Recently, there's been a surge of questions and discussions on the Usenet newsgroup comp.lang.c++.moderated about using std::vector effectively. It turns out that std::vector's current interface and implementation need some enhancements if we are to use it as an effective replacement for the built-in array, and even more enhancements if we are to use it multidimensionally (vector of vectors). Such needs have also been discussed in past articles [2] and in Herb Sutter's book [8].

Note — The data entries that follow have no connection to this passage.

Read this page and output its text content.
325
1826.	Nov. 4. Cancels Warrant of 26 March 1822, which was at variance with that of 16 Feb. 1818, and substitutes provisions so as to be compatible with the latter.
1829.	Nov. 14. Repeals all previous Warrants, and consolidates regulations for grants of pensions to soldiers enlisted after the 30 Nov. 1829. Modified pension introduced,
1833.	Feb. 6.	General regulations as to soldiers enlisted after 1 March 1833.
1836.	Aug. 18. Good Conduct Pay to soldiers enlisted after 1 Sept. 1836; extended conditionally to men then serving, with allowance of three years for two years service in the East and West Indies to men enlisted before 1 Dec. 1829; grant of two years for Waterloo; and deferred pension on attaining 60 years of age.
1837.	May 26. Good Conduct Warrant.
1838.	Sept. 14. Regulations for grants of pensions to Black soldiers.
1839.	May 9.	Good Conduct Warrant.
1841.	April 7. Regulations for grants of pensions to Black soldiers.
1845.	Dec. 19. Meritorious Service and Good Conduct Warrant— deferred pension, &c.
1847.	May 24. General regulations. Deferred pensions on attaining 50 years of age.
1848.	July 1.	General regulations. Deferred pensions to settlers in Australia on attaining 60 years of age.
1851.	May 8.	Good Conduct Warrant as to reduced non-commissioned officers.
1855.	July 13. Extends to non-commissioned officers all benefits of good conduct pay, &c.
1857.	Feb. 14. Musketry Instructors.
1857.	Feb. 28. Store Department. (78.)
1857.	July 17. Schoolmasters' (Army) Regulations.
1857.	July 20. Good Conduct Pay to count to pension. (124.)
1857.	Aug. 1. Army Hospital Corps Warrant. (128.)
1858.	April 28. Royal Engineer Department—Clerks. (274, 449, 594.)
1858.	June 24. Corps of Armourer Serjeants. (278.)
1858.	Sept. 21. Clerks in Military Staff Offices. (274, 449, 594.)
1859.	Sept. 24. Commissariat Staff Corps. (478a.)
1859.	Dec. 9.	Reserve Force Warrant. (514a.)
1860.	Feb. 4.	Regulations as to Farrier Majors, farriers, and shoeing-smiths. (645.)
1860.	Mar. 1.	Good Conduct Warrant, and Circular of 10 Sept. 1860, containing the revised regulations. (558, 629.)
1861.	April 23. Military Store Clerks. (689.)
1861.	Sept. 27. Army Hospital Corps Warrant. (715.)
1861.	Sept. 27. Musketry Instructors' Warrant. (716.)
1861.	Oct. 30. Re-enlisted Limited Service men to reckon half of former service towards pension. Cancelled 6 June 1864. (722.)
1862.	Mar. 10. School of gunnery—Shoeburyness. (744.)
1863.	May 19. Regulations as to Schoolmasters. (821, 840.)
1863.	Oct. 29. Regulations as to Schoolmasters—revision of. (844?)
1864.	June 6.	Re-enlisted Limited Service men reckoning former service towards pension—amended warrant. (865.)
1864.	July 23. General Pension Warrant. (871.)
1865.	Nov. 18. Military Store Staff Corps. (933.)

What std::vector cannot do well or at all, yasli::vector does like a champ. The legendary YASLI (Yet Another Standard Library Implementation) is, by definition, the best implementation of the C++ Standard Library around. YASLI uses advanced C++ implementation techniques, optimizations, and system and architectural assumptions to achieve performance numbers that smoke any other implementation around, and in particular the one you might be currently using. Unfortunately—and here's where the "legendary" bit kicks in—YASLI, developed in Yasland, is not available to anyone, not even to yours truly. All we can do here on Earth is to write approximations of it. With that in mind, this month I present a subset of yasli::vector, and focus on the data moving aspect of its implementation.
Mailcontainer
Following my presentations at the aforementioned conference, there's been a lot of good feedback. First, many people liked flex_string [5] a lot. Given that the version published together with the original article had some bugs, I finally decided to publish it at http://moderncppdesign.com/. Click on "Code" and you can download the latest and greatest flex_string. I've also gotten favorable real-world usage data from Harmut Kaizer, who wrote me that in his C++ preprocessor [7], simply replacing std::string with flex_string boosted (no pun intended) speed by 5 to 10 percent, depending on input.

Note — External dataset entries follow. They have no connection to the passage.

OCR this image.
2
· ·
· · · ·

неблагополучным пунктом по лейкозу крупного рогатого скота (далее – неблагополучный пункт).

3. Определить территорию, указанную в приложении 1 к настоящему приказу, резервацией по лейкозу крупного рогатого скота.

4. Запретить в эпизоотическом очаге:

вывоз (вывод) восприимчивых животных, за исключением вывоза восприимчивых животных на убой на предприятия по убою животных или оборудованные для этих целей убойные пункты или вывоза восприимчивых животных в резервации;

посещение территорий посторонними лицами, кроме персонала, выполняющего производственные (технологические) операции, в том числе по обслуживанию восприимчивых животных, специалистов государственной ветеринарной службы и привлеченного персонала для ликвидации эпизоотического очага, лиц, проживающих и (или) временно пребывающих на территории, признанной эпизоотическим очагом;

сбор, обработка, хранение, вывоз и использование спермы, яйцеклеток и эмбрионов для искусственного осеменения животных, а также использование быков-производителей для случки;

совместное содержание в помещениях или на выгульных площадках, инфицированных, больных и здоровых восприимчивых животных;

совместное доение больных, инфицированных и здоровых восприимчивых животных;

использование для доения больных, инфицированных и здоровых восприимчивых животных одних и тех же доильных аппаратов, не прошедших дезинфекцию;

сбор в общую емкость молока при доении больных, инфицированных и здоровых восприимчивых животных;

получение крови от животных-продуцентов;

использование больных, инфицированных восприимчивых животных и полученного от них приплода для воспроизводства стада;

What They Wouldn't Want You to Know About std::vector
Do you want to know what they don't want you to know about std::vector? Do you know why they are afraid that the truth will escape out one day for everybody to know?
At the risk of being kidnapped and confined by them at a secure, top-secret location, I'll tell you now. The biggest problem with std::vector is that it conflates two different concepts—data moving and data copying.
There. I said it.
std::vector is overly generous with copying data around, when most of the time moving is the way to go. The untold assumption that the Standard spelling of std::vector makes is that copying vector elements around is not a major issue, and is not part of the asymptotic behavior (it's traditionally considered O(1)). That makes for nice numbers on paper, while the situation in the trenches might not be as bright as it could—and should. There are ways around that; they are not perfect, but they go a long way. Part of the solution is to define traits that give insights into the vector's element type, and also to use ideas from Mojo [6], which differentiates between copying and moving.
"Moving" means that I have an object obj at a location adr and I want to move it to a different address adr1. Now, there are four variations, depending on the pre- and post-move situation:
- Move an object to an uninitialized location, and consider that the former seat of the object is junk and will never be read again.
- Move an object to a location that already contains a valid object, after which the old location is junk.
- Move an object to an uninitialized location, but after the move, consider the old location adr to still contain an "empty" object that might not hold the same state, but is still usable and will ultimately be destroyed elsewhere.
- Move an object to a location that already contains a valid object, and consider the old location to still contain an "empty" object.
Because I'm an equal-opportunity name-coiner, let's call the four versions (1) destructive move, (2) destructive move assignment, (3) nondestructive move initialization, and (4) nondestructive move assignment. First, let's review the reasons (already mentioned in many places [4]) for which a move can often be less expensive than a copy. Oftentimes, a class just holds pointers or handles to expensive-to-duplicate resources, such as large chunks of memory or OS resources or whatnot. To C++, moving (reseating) is not a fundamental operation, and therefore std::vector typically implements it as a copy followed by the destruction of the source. During the copying, resources might be duplicated; but that's not needed, because in the next step, the just-duplicated resources will be destroyed. Obviously, it is more efficient to simply pass the "baton" from the source to the destination.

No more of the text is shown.